Fornire in modo standardizzato tutte le informazioni necessarie ad avviare l’istruttoria di vigilanza del mercato, in particolare:

  • identificazione univoca della macchina e del fabbricante;

  • dettaglio della presunta non conformità;

  • allegati obbligatori (dichiarazione CE di conformità, documentazione tecnica).

Sezioni del modulo

  1. Dati identificativi della macchina

    • Modello: codice e denominazione esatti.

    • Anno di fabbricazione: come riportato sulla marcatura CE (potrebbe differire dalla data di immissione sul mercato).

    • Numero di serie, se disponibile.

  2. Identificazione del fabbricante (o mandatario)

    • Ragione sociale, indirizzo e Paese.

    • Persona di riferimento e dati di contatto.

  3. Documentazione allegata

    • Dichiarazione CE di conformità: documento legale con cui il fabbricante assume la responsabilità della conformità.

    • Fascicolo tecnico (per macchine complete) o documentazione tecnica pertinente (per quasi-macchine).

  4. Descrizione della presunta non conformità

    • Riferimento ai requisiti essenziali di sicurezza (Allegato I Direttiva 2006/42/CE) ritenuti violati.

    • Breve descrizione del difetto o del comportamento anomalo riscontrato.

  5. Riferimenti normativi e tecnici

    • Norme armonizzate o altre specifiche tecniche applicate al momento dell’immissione sul mercato.

    • Direttive UE integrate nella dichiarazione di conformità.

  6. Dichiarazioni del segnalante

    • Qualifica e ruolo nell’organizzazione.

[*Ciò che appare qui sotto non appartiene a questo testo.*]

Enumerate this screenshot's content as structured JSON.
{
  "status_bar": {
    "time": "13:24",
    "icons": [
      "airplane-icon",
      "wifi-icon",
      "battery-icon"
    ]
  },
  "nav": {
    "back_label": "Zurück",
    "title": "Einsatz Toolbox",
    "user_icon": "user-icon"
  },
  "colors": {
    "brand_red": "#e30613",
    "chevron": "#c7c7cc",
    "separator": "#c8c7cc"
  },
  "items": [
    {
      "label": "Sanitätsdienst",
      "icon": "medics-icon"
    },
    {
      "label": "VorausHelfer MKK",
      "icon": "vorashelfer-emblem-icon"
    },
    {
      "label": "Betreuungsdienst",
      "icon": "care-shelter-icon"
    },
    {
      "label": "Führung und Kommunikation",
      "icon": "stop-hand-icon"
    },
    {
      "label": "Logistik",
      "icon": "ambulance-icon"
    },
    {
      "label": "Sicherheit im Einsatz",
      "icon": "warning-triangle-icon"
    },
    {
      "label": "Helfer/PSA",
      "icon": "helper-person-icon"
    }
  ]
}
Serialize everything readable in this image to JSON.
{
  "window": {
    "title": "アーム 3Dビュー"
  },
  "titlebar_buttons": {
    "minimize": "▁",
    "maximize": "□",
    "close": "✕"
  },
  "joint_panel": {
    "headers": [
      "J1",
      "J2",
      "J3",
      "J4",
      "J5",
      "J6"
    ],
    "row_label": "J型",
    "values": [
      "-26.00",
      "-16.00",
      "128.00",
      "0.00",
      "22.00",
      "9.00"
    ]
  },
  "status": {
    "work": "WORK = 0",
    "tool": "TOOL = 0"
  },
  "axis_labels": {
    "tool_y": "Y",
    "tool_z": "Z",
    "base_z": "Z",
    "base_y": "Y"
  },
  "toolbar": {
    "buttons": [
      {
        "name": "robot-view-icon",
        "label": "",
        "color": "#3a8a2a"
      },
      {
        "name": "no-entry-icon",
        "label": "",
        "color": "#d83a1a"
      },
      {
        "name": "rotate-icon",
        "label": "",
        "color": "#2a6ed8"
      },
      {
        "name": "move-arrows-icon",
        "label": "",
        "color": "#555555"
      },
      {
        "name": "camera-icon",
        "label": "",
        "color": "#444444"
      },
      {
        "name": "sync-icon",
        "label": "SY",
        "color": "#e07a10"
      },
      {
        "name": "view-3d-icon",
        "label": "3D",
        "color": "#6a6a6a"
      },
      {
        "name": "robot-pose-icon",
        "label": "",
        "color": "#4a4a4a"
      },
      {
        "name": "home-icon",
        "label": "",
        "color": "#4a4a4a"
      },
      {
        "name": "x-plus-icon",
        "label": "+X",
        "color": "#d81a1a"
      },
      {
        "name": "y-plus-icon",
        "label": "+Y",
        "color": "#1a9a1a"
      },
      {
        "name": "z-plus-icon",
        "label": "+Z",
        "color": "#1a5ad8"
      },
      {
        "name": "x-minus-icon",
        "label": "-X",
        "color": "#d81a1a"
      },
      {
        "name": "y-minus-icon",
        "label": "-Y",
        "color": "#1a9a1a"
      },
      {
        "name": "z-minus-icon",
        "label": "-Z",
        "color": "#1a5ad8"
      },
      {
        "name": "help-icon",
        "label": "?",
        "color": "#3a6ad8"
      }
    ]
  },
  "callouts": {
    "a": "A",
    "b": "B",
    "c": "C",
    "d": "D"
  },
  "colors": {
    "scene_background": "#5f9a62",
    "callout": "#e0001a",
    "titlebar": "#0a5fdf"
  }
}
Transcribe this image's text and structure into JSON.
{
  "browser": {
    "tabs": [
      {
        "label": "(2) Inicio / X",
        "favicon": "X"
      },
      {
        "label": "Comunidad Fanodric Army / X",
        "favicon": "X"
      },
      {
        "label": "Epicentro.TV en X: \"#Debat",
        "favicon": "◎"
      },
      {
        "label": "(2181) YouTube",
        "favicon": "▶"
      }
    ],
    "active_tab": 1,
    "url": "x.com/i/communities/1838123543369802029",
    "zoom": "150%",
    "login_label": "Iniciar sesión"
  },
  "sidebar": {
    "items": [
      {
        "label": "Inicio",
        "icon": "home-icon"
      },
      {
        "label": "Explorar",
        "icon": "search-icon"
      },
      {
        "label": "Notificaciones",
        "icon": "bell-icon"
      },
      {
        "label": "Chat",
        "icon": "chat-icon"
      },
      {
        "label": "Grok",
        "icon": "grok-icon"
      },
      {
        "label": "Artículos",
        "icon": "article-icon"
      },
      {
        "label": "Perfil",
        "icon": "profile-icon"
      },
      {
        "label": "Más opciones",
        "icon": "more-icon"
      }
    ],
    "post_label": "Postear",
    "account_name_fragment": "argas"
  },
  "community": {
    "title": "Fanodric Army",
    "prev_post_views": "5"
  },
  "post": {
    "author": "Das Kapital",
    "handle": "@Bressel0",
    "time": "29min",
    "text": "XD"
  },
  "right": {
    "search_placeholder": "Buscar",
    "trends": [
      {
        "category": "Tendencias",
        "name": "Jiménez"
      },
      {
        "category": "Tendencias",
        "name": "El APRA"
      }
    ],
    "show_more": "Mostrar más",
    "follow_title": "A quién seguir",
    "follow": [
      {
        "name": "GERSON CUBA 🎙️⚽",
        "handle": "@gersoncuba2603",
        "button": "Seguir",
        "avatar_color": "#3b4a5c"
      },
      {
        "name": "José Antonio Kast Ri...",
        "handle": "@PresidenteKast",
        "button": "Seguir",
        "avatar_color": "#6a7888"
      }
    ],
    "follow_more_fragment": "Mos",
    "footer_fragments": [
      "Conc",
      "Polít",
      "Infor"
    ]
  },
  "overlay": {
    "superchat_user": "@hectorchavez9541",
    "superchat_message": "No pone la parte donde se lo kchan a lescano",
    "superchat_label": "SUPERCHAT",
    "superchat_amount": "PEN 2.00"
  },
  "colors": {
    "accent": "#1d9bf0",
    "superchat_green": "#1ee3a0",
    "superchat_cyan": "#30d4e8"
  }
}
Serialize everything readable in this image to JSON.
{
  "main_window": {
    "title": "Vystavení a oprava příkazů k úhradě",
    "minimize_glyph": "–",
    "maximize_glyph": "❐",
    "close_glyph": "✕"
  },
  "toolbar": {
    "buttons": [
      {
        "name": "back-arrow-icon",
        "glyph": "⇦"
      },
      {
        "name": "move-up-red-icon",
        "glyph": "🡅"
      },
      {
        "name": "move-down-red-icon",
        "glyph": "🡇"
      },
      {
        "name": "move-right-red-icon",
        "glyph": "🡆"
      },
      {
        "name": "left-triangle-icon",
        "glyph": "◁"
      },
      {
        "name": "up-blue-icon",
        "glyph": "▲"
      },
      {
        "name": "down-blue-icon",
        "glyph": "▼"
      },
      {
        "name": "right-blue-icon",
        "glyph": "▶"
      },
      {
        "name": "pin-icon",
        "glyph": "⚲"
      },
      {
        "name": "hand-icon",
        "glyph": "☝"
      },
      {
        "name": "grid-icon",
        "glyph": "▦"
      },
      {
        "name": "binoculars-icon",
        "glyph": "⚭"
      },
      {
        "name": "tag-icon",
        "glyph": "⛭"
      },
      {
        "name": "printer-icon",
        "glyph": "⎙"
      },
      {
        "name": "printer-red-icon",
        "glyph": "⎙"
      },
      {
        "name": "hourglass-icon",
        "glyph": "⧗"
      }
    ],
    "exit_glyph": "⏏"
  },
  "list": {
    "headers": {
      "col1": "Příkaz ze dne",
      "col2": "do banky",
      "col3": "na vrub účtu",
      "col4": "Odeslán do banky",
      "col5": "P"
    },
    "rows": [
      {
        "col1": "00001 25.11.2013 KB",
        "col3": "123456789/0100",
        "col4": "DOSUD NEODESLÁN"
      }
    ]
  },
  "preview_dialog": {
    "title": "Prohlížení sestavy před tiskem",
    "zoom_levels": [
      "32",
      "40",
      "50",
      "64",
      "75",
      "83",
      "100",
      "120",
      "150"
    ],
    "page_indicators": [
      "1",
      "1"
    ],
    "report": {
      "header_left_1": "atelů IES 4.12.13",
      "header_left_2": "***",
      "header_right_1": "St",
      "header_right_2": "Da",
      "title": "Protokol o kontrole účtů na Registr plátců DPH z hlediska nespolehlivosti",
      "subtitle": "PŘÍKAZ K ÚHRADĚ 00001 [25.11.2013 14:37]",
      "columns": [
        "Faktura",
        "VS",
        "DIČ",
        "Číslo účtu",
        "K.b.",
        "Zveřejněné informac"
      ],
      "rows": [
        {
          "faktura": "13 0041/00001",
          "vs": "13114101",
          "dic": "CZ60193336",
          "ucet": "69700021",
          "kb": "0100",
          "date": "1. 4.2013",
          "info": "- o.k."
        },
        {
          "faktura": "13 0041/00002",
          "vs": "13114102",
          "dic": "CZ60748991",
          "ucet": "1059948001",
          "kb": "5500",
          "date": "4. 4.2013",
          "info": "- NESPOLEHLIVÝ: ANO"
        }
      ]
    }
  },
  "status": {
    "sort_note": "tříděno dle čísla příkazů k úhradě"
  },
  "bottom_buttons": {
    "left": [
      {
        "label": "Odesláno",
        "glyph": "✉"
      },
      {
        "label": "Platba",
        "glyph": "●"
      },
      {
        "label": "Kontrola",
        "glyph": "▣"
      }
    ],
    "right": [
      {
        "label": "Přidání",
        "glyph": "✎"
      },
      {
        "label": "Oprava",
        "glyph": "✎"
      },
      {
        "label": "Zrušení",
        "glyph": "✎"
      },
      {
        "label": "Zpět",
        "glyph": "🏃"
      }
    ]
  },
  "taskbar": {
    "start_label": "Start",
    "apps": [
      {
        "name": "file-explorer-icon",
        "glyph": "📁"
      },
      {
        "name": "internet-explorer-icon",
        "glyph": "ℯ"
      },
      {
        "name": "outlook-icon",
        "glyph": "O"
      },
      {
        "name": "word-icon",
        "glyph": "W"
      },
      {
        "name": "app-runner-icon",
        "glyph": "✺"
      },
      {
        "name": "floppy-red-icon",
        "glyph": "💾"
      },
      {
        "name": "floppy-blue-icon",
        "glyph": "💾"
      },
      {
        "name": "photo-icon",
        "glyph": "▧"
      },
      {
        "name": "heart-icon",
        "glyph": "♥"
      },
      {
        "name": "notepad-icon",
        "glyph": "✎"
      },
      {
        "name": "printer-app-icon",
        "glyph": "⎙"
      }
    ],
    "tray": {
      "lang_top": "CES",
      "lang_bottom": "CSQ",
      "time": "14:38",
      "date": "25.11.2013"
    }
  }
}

    • Data, firma e timbro.

Ruolo della dichiarazione CE di conformità

La dichiarazione CE fornisce alle autorità di vigilanza informazioni cruciali per:

  • verificare l’identità del fabbricante (e dell’eventuale mandatario);

  • individuare il responsabile del fascicolo tecnico;

  • conoscere la procedura di valutazione della conformità adottata e l’eventuale organismo notificato coinvolto;

  • elencare le direttive e le norme armonizzate applicate.

Istruzioni operative

  • Coerenza dati: controllare che i dati sulla marcatura CE coincidano con quelli della dichiarazione.

  • Segnalazioni multiple: se uno stesso difetto interessa più modelli dello stesso fabbricante, inviare segnalazioni separate per ciascun modello.

  • Modulo completo: le segnalazioni prive di campi obbligatori o documentazione essenziale saranno dichiarate non procedibili e non daranno avvio all’iter di vigilanza.